Rolling restarts with kubectl
use the following syntax.
kubectl rollout restart deployment.apps/<deployment> -n <namespace>
So for example, to restart all 3 deployments in test, you would run the following.
kubectl rollout restart deployment.apps/redis -n gtfs-rt-v3-test
kubectl rollout restart deployment.apps/gtfs-rt-archiver-ticker -n gtfs-rt-v3-test
kubectl rollout restart deployment.apps/gtfs-rt-archiver-consumer -n gtfs-rt-v3-test
Environment-agnostic configurations live in app vars while environment-specific configurations live in channel vars. You can edit these files and deploy the changes with kubectl
.
kubectl apply -k apps/overlays/gtfs-rt-archiver-v3-<env>
For example, you can apply the configmap values in test with the following.

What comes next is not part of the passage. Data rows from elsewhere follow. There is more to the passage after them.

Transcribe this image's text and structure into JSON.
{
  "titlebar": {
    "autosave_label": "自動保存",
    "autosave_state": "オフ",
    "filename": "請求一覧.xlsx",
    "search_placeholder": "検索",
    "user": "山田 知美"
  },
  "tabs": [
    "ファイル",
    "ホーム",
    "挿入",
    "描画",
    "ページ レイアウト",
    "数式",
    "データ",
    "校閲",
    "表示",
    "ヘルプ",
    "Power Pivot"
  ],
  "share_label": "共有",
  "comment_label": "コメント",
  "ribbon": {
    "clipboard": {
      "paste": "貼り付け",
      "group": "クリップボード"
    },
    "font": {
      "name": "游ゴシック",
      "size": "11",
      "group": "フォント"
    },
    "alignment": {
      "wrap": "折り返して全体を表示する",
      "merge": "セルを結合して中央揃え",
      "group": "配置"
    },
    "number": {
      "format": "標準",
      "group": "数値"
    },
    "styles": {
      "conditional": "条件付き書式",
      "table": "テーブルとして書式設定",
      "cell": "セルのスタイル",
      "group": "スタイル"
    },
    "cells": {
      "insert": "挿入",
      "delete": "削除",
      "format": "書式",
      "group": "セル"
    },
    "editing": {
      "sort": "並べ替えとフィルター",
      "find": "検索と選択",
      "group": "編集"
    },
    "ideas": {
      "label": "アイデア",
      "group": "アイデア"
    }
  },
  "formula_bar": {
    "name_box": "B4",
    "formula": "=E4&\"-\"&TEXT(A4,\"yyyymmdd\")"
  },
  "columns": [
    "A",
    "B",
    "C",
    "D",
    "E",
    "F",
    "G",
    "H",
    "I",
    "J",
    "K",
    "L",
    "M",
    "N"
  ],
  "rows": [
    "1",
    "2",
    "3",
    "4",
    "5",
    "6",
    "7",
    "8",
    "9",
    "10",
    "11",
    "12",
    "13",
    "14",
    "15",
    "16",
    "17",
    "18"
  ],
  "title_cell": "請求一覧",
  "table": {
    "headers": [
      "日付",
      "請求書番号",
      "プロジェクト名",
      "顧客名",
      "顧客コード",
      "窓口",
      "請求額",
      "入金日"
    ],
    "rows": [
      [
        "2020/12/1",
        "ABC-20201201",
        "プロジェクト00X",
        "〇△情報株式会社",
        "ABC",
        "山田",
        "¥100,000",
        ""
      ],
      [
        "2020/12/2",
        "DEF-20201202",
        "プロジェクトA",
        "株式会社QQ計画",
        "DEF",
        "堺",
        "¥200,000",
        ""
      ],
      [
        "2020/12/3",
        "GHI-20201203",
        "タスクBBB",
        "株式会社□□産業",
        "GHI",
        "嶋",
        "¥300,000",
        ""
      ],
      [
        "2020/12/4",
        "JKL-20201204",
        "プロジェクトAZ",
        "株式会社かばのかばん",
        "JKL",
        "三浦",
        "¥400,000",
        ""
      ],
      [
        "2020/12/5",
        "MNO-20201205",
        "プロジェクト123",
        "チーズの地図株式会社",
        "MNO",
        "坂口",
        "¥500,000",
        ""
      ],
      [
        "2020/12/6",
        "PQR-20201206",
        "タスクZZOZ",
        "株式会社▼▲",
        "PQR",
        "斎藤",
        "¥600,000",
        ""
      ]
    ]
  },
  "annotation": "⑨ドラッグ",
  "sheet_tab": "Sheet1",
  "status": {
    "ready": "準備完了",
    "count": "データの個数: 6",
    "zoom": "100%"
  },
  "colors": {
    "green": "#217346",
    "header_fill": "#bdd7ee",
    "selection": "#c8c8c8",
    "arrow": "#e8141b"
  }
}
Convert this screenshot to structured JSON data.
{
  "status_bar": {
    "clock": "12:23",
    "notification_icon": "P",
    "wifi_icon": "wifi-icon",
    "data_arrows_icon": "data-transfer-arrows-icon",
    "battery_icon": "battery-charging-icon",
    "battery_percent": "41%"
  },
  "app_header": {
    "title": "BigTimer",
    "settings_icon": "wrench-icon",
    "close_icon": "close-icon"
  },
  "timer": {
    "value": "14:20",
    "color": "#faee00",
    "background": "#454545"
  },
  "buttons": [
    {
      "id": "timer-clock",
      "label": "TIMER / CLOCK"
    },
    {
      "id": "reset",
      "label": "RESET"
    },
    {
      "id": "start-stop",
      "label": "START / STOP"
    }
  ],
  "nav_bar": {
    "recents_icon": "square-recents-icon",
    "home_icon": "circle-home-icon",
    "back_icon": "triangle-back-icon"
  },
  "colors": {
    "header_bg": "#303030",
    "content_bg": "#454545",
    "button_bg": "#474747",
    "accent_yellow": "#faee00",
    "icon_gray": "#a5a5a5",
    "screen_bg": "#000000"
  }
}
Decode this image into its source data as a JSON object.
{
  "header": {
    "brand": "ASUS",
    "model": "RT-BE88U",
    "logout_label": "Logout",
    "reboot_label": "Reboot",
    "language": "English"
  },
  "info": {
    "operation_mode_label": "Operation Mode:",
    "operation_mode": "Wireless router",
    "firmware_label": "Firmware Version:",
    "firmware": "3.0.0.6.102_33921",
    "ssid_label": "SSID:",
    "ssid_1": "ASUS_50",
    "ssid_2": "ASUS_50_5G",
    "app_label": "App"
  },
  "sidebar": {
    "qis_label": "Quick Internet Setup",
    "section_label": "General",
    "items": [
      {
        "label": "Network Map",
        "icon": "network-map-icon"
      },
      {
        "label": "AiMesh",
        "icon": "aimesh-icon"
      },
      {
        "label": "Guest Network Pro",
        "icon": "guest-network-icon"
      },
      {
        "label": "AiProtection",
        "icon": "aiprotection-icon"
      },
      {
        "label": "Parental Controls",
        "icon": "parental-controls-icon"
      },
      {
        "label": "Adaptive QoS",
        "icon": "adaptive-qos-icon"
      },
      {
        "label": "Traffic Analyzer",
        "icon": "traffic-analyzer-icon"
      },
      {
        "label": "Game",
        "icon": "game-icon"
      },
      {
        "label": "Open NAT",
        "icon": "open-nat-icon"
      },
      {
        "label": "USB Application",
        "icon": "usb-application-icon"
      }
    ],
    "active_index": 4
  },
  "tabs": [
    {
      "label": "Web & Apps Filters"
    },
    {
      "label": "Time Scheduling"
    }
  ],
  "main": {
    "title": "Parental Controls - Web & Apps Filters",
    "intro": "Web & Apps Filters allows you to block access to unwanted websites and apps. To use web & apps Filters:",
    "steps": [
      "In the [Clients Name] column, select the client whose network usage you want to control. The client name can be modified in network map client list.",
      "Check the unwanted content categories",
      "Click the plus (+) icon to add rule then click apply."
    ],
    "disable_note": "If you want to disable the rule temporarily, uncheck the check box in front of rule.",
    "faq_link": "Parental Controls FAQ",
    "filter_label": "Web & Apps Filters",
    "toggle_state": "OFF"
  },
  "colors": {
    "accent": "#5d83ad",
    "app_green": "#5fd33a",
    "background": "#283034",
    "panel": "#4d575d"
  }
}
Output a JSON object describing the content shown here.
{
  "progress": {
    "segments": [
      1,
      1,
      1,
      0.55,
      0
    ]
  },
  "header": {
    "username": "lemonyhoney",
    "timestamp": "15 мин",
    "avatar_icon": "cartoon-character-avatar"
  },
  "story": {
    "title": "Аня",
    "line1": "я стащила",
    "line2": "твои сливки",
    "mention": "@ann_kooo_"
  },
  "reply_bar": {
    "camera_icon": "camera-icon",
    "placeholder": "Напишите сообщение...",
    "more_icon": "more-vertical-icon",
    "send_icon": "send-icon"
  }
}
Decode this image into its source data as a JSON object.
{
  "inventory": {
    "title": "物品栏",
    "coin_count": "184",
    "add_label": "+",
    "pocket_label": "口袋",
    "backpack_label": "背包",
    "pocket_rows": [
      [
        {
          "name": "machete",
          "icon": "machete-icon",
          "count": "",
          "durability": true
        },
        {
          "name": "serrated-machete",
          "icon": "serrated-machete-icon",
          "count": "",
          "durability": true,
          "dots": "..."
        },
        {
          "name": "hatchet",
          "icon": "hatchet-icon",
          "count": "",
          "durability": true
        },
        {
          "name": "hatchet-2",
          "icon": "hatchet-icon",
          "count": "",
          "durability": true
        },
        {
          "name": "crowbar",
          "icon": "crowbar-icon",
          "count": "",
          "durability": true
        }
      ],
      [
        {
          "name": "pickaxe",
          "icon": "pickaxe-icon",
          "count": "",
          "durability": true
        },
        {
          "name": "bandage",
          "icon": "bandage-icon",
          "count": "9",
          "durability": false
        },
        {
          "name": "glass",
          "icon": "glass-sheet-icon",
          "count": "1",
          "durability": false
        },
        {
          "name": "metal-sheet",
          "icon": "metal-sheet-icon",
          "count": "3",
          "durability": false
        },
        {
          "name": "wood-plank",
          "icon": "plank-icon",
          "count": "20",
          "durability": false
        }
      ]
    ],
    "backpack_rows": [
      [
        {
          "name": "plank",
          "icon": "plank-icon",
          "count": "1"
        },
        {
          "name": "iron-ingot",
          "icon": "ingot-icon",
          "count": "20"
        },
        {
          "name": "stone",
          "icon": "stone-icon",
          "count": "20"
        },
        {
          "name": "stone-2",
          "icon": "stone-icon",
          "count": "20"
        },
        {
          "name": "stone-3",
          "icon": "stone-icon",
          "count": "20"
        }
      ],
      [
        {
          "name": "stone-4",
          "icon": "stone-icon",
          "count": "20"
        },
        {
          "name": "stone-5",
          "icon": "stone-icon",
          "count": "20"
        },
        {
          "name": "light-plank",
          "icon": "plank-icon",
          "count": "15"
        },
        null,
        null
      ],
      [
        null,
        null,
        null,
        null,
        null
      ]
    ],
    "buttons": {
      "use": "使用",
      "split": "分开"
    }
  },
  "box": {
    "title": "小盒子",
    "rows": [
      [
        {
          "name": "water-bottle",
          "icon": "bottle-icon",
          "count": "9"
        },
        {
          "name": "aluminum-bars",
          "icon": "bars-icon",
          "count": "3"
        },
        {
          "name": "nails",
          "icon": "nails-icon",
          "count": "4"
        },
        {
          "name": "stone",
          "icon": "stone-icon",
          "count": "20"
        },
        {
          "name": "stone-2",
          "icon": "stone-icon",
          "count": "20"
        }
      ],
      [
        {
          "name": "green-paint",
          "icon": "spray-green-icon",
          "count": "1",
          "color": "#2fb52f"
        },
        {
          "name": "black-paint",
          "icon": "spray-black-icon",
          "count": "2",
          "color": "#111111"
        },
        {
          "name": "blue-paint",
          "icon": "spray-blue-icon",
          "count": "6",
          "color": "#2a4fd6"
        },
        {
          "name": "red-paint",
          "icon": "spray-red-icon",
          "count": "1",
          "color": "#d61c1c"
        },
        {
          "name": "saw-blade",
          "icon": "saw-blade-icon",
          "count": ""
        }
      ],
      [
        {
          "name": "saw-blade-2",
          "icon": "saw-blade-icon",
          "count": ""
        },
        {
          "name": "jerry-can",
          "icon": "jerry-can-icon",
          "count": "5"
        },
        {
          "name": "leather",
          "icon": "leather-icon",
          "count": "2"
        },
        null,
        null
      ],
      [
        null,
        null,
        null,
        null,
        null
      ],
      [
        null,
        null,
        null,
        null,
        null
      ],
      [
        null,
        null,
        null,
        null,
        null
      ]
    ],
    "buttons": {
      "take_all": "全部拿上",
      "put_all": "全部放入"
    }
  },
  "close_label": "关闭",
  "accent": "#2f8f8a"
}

kubectl apply -k apps/overlays/gtfs-rt-archiver-v3-test
Running apply
will also deploy the archiver from scratch if it is not deployed yet, as long as the proper namespace exists.
Code changes require building and pushing a new Docker image, as well as applying kubectl
changes to point the deployment at the new image.
- Make code changes and increment version in
pyproject.toml
- Ex.
poetry version 2023.4.10
- Ex.
- Open a pull request and verify that the test container image build succeeds
- Merge the pull request and obtain the new image tag from the GitHub Actions build output or from https://github.com/cal-itp/data-infra/pkgs/container/data-infra%2Fgtfs-rt-archiver-v3
- Change image tag version in the environments
kustomization.yaml
.- Ex. change the value of
newTag
to '2023.4.10-a66f90'
- Ex. change the value of
- Finally, apply changes in production by opening and merging a second PR that includes the
kustomization.yaml
changes.
GTFS download configurations (for both Schedule and RT) are sourced from the GTFS Dataset table in the California Transit Airtable base, and we have specific documentation for modifying the table. (Both of these Airtable links require authentication/access to Airtable.) You may need to make URL or authentication adjustments in this table. This data is downloaded daily into our infrastructure and will propagate to the GTFS Schedule and RT downloads; you may execute the Airtable download job manually after making edits to "deploy" the changes more quickly.
Another possible intervention is updating or adding authentication information in Secret Manager. You may create new versions of existing secrets, or add entirely new secrets. Secrets must be tagged with gtfs_rt: true
to be loaded as secrets in the archiver; secrets are refreshed every 5 minutes by the ticker.